3 of 113 comments (clear)

  1. drone swarms not good for usa by sittingnut · · Score: 4, Insightful

    comments here say this would be good counter to russian anti aircraft weapons, but real beneficiaries of drone swarm technologies, which are relatively cheap and easy to deploy(and will be ever more so as times goes on), and not that secret, will be smaller nations defending against bigger costlier high tech aircraft, missiles, and drones( and big ships at sea).
    this would be another form of asymmetric warfare, like guerrilla and terrorist warfare.
    in fact, biggest losers will be usa and nato.

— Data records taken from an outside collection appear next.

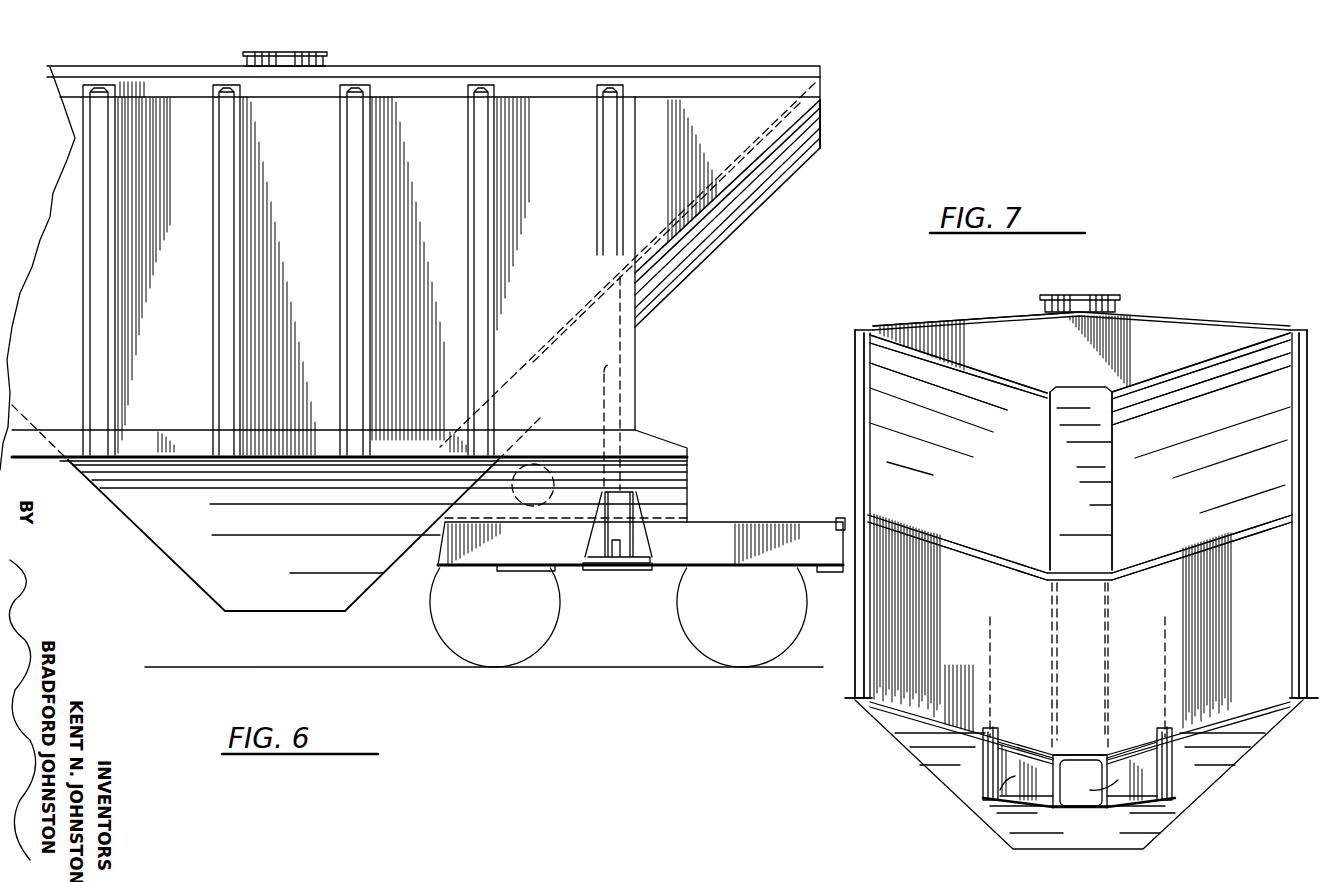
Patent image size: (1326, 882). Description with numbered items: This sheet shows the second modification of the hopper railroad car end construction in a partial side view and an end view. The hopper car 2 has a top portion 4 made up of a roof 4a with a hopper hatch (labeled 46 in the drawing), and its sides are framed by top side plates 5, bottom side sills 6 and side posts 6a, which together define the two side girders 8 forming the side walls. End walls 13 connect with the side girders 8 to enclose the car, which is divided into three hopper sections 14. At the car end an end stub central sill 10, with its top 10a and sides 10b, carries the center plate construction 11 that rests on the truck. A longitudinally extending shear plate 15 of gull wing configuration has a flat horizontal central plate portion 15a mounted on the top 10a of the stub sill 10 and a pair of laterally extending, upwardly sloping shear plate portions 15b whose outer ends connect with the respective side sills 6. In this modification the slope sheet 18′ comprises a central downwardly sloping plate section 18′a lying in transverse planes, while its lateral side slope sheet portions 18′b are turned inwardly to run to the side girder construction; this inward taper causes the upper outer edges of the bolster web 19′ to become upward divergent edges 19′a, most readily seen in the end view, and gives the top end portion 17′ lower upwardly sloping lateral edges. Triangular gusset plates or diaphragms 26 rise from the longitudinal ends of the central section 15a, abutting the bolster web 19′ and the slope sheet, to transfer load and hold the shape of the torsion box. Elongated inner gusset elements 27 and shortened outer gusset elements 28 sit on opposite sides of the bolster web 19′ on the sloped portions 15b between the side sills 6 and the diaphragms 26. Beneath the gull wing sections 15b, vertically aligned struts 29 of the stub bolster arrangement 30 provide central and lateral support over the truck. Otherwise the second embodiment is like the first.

In FIG. 7, the hopper car 2 is at (1258, 260).
In FIG. 6, the top portion 4 is at (808, 57).
In FIG. 7, the top portion 4 is at (905, 322).
In FIG. 6, the roof 4a is at (510, 66).
In FIG. 7, the roof 4a is at (1157, 314).
In FIG. 6, the top side plates 5 is at (318, 92).
In FIG. 7, the top side plates 5 is at (868, 330).
In FIG. 6, the bottom side sills 6 is at (196, 448).
In FIG. 7, the bottom side sills 6 is at (852, 698).
In FIG. 7, the side posts 6a is at (856, 430).
In FIG. 6, the side girders 8 is at (302, 226).
In FIG. 7, the side girders 8 is at (1288, 503).
In FIG. 6, the end stub central sill 10 is at (760, 521).
In FIG. 7, the end stub central sill 10 is at (1107, 790).
In FIG. 6, the top of stub sill 10a is at (802, 520).
In FIG. 7, the top of stub sill 10a is at (1085, 760).
In FIG. 6, the sides of stub sill 10b is at (812, 560).
In FIG. 7, the sides of stub sill 10b is at (1053, 772).
In FIG. 6, the center plate construction 11 is at (617, 571).
In FIG. 6, the end walls 13 is at (826, 132).
In FIG. 7, the end walls 13 is at (1178, 404).
In FIG. 6, the hopper sections 14 is at (197, 588).
In FIG. 7, the hopper sections 14 is at (1197, 795).
In FIG. 6, the shear plate means 15 is at (692, 468).
In FIG. 7, the shear plate means 15 is at (1190, 726).
In FIG. 7, the central plate portion 15a is at (1068, 758).
In FIG. 6, the gull wing shear plate portions 15b is at (690, 492).
In FIG. 7, the gull wing shear plate portions 15b is at (940, 715).
In FIG. 6, the top end portion 17′ is at (826, 106).
In FIG. 7, the top end portion 17′ is at (1021, 330).
In FIG. 6, the slope sheet 18′ is at (697, 268).
In FIG. 7, the slope sheet 18′ is at (1008, 400).
In FIG. 6, the central downwardly sloping plate section 18′a is at (722, 245).
In FIG. 7, the central downwardly sloping plate section 18′a is at (1108, 452).
In FIG. 6, the lateral side slope sheet portions 18′b is at (790, 175).
In FIG. 7, the lateral side slope sheet portions 18′b is at (957, 372).
In FIG. 6, the bolster web 19′ is at (640, 394).
In FIG. 7, the bolster web 19′ is at (1145, 577).
In FIG. 7, the upward divergent edges 19′a is at (963, 542).
In FIG. 7, the gusset plates or diaphragms 26 is at (1101, 605).
In FIG. 6, the elongated inner gusset elements 27 is at (604, 400).
In FIG. 7, the elongated inner gusset elements 27 is at (992, 647).
In FIG. 6, the shortened outer gusset elements 28 is at (633, 470).
In FIG. 7, the shortened outer gusset elements 28 is at (990, 716).
In FIG. 6, the vertical struts 29 is at (636, 500).
In FIG. 7, the vertical struts 29 is at (988, 757).
In FIG. 6, the stub bolster arrangement 30 is at (657, 538).
In FIG. 7, the stub bolster arrangement 30 is at (1166, 807).
In FIG. 6, the hatch 46 is at (324, 53).
In FIG. 7, the hatch 46 is at (1090, 297).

  2. Re:One more step.... by Dutch+Gun · · Score: 1, Insightful

    Why? That's what nukes are for. And if we ever reach the point of wanting to indiscriminately kill tens of thousands of civilians, then wiping out their cities would probably be seen as a bonus, not a deterrent.

    --
    Irony: Agile development has too much intertia to be abandoned now.
  3. Re:Days of anti-aircraft missiles numbered by bradrum · · Score: 3, Insightful

    Indeed. Release a drone from altitude and you don't technically even need to give it active propulsion, just active flight surfaces to control its glide. That said, with a glider or weak-powered craft, you are going to be fairly subject to winds. Then again, that only matters for some types of applications - it would be a problem for using them to conduct a ground attack or surveilance, but if you're using the drones as sort of a smart aerial "screen" against incoming missiles, maybe not.

    Well the Tacit Rainbow project used very small jet engines I believe. I think that was sort of a big problem with that project in the 80s, the actual loiter time was much less than what was advertised so they did. But now drones loiter for 14 hours fully loaded, so I think the game has changed.